Likewise, redoing all the subnets and connecting anyone who might need to be to one big AutoVPN, then deciding who can connect to whom with firewall rules is also an answer to the question, but that's a lot of firewall rules to add and manage and test and maintain whereas "not connected" is just "not connected" and a simpler implementation.

Turning off the Hub meshing would also work, being that you can connect from one spoke to another through the hub (as long as the Hub in question has enough firewall horsepower and connection speed to deal with that), and that's how we run our network now, one HQ as the hub, and everything else is a spoke.
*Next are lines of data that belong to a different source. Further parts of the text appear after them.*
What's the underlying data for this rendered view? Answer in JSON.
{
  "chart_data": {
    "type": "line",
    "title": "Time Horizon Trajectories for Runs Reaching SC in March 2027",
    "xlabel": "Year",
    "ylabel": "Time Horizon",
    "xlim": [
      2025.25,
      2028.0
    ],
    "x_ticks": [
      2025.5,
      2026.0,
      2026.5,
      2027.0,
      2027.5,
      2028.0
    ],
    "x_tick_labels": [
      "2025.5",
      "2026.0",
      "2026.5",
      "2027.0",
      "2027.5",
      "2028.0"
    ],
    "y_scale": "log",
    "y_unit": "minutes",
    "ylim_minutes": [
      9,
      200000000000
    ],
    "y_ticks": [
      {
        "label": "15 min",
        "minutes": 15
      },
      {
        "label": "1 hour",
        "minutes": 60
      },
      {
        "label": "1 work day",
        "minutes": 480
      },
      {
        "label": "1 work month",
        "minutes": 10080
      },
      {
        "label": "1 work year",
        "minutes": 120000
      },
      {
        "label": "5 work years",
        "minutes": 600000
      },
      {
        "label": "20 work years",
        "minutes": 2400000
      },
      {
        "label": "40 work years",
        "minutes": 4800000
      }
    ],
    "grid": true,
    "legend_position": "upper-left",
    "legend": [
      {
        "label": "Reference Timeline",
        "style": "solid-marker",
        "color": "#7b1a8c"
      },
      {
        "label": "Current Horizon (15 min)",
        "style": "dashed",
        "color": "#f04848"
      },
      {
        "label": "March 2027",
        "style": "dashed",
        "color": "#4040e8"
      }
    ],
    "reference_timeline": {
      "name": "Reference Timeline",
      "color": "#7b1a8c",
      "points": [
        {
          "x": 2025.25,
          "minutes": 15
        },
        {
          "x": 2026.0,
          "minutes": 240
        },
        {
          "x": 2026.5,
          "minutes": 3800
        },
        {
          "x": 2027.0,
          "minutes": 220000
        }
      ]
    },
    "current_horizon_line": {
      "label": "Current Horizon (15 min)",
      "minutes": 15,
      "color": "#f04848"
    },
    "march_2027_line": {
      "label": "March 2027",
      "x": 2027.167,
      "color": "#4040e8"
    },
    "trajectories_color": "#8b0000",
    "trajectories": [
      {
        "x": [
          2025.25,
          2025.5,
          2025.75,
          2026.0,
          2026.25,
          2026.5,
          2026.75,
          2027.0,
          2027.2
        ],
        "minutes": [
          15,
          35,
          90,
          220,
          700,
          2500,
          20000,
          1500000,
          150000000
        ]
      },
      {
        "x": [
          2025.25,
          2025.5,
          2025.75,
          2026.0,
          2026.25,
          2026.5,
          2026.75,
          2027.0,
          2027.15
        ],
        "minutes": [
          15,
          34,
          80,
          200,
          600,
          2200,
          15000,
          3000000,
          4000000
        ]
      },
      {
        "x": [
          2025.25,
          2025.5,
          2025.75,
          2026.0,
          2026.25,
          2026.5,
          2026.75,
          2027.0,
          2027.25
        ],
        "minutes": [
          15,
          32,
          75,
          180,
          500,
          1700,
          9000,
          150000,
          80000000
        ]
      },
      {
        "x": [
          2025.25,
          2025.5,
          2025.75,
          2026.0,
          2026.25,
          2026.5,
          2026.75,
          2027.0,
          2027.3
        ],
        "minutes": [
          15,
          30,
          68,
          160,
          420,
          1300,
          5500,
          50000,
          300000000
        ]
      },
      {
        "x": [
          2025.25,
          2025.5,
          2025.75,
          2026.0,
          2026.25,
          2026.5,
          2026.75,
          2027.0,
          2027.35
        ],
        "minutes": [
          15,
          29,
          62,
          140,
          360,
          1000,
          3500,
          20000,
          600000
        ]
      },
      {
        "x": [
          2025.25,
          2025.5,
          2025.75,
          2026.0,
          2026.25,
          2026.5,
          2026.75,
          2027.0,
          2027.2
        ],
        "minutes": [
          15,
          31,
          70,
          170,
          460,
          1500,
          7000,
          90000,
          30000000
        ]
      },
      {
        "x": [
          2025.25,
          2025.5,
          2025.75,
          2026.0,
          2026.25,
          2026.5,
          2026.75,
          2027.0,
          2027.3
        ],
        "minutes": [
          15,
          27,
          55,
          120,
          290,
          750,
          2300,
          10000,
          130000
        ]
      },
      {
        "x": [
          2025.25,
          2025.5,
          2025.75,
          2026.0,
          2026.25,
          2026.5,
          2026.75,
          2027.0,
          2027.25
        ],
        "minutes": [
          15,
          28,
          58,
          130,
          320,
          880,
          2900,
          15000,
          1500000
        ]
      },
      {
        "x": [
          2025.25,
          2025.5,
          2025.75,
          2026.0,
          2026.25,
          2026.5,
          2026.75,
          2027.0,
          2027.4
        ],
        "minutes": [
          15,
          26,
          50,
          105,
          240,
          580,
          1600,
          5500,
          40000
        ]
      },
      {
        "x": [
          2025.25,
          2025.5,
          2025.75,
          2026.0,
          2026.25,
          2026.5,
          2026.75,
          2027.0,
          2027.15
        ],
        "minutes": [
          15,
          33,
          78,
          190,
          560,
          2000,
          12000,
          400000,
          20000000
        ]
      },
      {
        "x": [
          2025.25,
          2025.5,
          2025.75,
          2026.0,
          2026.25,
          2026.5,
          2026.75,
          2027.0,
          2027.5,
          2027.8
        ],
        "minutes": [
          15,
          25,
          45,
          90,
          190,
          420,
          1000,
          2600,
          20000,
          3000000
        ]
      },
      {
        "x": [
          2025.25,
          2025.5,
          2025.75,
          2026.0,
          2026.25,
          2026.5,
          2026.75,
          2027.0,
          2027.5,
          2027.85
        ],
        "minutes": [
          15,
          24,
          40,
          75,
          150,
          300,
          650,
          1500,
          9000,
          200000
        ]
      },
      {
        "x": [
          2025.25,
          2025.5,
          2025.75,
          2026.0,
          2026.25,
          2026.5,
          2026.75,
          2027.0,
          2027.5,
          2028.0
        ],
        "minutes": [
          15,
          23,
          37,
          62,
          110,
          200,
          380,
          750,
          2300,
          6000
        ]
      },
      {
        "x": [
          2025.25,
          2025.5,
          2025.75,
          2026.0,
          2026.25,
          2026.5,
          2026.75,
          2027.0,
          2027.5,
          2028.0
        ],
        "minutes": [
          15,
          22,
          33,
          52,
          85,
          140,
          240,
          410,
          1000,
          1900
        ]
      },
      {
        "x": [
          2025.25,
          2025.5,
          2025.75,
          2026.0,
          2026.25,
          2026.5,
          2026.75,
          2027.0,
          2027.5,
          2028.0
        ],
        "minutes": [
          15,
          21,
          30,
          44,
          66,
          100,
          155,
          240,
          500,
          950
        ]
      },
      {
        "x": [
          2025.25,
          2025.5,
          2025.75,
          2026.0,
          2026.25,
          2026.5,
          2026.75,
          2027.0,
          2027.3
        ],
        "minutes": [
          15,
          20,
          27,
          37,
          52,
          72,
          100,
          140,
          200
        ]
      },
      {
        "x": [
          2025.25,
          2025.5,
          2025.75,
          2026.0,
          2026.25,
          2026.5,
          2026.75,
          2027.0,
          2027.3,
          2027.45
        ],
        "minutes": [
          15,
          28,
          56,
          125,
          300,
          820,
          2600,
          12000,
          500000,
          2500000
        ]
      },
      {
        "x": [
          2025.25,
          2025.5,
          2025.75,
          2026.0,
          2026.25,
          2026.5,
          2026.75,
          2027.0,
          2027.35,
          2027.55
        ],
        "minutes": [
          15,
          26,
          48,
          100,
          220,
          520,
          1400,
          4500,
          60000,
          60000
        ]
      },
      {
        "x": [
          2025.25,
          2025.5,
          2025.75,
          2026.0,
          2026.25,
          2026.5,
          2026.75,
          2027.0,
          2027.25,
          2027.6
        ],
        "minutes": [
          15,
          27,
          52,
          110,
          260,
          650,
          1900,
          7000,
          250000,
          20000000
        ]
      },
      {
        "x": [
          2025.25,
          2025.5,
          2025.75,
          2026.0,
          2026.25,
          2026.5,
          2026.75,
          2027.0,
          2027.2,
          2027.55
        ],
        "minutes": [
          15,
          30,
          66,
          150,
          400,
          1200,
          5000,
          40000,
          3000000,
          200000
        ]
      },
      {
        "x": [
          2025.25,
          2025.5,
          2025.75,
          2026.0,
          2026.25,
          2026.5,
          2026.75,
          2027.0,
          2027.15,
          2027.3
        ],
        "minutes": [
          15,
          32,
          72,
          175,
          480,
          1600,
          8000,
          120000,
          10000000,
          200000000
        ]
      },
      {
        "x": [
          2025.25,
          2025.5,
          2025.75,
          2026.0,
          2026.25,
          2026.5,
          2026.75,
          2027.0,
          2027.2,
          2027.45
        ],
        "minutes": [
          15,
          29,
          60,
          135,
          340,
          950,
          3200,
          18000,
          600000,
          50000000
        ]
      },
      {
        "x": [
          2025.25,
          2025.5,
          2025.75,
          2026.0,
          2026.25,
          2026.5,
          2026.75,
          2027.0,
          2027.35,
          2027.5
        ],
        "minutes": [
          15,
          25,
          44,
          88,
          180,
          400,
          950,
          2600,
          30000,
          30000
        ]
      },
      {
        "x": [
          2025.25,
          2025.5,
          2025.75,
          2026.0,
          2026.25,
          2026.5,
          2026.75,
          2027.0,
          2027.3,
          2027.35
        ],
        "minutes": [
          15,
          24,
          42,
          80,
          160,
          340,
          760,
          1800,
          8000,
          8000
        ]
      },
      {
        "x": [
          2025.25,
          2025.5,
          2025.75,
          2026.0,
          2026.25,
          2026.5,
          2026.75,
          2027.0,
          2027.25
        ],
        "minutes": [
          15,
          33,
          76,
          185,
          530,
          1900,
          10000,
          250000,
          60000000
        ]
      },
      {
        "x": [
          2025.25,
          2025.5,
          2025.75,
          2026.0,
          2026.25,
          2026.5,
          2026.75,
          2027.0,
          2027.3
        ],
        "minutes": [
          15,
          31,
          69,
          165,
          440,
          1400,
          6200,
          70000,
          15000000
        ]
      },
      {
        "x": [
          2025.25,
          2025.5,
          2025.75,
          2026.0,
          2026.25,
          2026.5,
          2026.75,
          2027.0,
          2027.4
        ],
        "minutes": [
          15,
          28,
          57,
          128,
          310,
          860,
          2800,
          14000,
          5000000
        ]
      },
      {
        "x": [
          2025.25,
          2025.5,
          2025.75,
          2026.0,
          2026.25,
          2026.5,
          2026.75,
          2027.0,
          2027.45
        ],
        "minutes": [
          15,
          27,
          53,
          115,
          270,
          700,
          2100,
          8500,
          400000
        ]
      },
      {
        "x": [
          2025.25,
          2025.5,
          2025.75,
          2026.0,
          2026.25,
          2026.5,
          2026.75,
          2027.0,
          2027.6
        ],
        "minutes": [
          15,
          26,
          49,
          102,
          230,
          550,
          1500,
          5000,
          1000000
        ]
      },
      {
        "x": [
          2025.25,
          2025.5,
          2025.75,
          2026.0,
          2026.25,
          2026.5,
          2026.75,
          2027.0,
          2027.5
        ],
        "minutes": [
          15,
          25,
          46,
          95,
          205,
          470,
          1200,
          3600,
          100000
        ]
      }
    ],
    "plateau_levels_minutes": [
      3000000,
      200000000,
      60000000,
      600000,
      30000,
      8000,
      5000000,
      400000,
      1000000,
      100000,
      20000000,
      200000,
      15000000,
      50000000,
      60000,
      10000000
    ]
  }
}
This works - most of the resources that spokes need are here at the hub, and most of the traffic between them is just VoIP calls at the moment (and we're migrating to a cloud phone system, so even that's going away). The unknown there is what the situation might look like with our sibling companies and it might be that there's a need to have a lot of traffic in every direction and just need four sites in a mesh (or, validly, maybe pick one of those sites to host most of their equipment and data and give it bigger firewalls and better connections and make it a hub, though that's a fair bit of project work as opposed to ticking four check boxes for autoVPN on to make four meshed hubs).

Hence my question about multiple Dashboards - just moving sites to different Dashboards and handling the AutoVPN independently for each set of sites that need to connect up is one way to do it - a "named VPN network" is just a "different Dashboard", and I can mesh and spoke each of those as I see fit. (Moving sites between Dashboards would be a pain, though.)

In short: Everything's chaos and there might be 5 different answers to the multitude of situations I might encounter, and I wanted to know what my options are. That all got really ramble-y, but I hope it helps!